Types of attribute styles: Categories, ranks, counts, amounts, ratios
The only thing I worry about from this chapter is coming up with my own question. There are so many different topics with so many different subtopics, and the possibilities are so open that it’s almost overwhelming.
Chapter 2: Prepping your data involves ensuring that the features you are mapping have geographic coordinates assigned and have a category attribute with a value for each feature. If you are bringing data from another program or entering it by hand, the features will need to have location information like a street address or latitude-longitude, and GIS will assign the coordinates.

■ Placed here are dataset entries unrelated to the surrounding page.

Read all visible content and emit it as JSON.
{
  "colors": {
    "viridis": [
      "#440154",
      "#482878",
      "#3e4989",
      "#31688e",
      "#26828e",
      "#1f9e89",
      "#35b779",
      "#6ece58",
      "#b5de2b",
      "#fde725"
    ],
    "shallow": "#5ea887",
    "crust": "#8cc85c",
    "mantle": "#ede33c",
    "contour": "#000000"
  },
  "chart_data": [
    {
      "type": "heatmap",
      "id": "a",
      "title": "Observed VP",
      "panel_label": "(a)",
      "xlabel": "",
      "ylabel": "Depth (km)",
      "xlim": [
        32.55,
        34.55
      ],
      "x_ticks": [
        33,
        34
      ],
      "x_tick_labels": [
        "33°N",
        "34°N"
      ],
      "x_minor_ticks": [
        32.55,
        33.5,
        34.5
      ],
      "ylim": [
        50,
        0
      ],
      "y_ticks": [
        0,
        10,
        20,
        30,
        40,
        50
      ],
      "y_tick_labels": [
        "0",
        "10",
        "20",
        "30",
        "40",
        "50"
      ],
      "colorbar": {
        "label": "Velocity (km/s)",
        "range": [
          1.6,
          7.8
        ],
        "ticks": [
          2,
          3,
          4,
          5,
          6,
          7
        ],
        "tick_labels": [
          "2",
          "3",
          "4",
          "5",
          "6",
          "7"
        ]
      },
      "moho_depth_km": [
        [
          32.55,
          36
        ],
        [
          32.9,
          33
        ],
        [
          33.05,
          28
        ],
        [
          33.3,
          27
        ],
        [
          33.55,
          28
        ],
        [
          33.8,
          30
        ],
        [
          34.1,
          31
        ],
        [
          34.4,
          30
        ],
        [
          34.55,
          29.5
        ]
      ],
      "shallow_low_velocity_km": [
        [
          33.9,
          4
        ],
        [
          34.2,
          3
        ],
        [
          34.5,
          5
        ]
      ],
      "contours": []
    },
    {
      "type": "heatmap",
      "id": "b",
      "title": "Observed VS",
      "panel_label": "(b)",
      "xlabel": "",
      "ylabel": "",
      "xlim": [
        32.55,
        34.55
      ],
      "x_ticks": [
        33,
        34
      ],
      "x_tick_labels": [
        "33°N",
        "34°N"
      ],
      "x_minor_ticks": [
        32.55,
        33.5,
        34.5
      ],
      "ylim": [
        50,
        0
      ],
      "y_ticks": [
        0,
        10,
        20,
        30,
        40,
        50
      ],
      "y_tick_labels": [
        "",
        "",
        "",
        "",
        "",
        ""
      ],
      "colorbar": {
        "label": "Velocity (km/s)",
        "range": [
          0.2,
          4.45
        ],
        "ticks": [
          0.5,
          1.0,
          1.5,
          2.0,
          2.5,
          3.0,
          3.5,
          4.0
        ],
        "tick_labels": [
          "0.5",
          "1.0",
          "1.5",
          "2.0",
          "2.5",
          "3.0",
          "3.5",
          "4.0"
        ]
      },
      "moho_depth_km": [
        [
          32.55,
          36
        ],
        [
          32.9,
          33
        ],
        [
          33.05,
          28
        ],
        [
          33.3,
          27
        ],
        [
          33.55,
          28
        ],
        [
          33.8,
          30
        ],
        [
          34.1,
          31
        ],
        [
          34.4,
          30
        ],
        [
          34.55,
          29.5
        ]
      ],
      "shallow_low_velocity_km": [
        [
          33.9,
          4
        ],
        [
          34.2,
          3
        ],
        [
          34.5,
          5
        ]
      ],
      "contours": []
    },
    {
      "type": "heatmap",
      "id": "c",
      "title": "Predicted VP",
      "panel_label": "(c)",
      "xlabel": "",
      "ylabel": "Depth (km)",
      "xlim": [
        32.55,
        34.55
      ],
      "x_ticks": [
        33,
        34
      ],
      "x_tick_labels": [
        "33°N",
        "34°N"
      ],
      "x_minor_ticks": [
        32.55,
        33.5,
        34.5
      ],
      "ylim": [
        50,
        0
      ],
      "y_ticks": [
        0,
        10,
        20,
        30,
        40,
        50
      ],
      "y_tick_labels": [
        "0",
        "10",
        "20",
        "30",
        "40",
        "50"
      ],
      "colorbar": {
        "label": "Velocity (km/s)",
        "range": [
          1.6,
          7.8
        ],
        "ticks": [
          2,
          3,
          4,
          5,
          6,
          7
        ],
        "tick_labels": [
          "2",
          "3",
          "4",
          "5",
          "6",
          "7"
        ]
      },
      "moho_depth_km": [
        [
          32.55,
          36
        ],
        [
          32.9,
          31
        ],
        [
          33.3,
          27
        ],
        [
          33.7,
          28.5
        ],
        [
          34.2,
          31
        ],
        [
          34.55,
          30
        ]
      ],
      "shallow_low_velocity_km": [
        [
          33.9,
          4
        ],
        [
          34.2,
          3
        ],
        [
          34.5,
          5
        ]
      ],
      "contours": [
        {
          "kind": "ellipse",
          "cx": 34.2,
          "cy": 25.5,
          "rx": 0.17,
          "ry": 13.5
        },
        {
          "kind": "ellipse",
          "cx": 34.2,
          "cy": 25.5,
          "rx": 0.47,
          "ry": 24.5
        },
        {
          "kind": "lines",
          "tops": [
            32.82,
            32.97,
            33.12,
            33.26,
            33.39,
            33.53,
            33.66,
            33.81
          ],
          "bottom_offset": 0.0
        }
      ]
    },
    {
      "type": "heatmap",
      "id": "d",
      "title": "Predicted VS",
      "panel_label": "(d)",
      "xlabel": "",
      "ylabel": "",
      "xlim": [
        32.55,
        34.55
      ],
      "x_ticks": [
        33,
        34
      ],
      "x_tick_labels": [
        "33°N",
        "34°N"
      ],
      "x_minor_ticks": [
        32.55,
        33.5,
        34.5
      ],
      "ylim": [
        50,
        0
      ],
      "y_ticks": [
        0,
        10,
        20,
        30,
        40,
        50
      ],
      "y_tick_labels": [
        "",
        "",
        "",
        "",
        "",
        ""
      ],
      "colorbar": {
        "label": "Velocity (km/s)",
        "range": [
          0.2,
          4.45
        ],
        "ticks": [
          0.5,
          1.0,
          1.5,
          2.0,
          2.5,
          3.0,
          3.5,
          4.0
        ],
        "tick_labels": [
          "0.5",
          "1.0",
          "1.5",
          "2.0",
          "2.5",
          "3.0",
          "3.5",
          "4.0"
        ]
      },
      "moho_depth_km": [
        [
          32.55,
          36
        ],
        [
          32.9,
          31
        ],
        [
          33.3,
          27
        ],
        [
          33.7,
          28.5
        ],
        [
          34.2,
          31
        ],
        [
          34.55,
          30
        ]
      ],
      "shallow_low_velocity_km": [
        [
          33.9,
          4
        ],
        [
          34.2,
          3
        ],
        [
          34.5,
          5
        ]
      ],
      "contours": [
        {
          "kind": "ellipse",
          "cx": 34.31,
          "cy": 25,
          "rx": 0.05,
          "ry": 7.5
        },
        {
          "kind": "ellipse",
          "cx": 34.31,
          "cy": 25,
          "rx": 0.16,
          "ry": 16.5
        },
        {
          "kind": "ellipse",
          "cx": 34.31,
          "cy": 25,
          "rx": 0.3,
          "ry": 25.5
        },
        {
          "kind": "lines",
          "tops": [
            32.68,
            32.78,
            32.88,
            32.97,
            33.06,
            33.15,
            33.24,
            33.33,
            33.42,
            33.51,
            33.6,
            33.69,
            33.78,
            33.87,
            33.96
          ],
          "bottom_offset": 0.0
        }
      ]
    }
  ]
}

To make your own map, you’ll tell GIS which features you want to display and what symbols to use to draw them. Mapping a single type involves drawing all features with the same symbol, while mapping by category involves using a different symbol for each category. If you use the method with multiple categories, you shouldn’t use more than seven categories, otherwise, you will have to group categories.
Along with symbols, text labels can also be used to help distinguish categories (e.g. OW = Open water)
Chapter 3: This chapter continues to discuss different methods of displaying data, as well as how they should be understood. It seems like the best method for display varies between the project and what its purpose is.
Natural breaks: Data is not evenly distributed
Quartile: Data is evenly distributed
Proportion: part of the whole
Rank: high, medium, low
Density: concentration of data/feature
I found all three chapters helpful in terms of explaining the basics of GIS. There are pictures to illustrate every point that is made, which is super helpful for me, as I have always needed some kind of visual or example to understand any concept.
All good. Just try to hold all this in your head as we move through the concepts. You will see how they play out in examples when you get into the software. It’s a lot but will start to coalesce in your mind as we move through it all.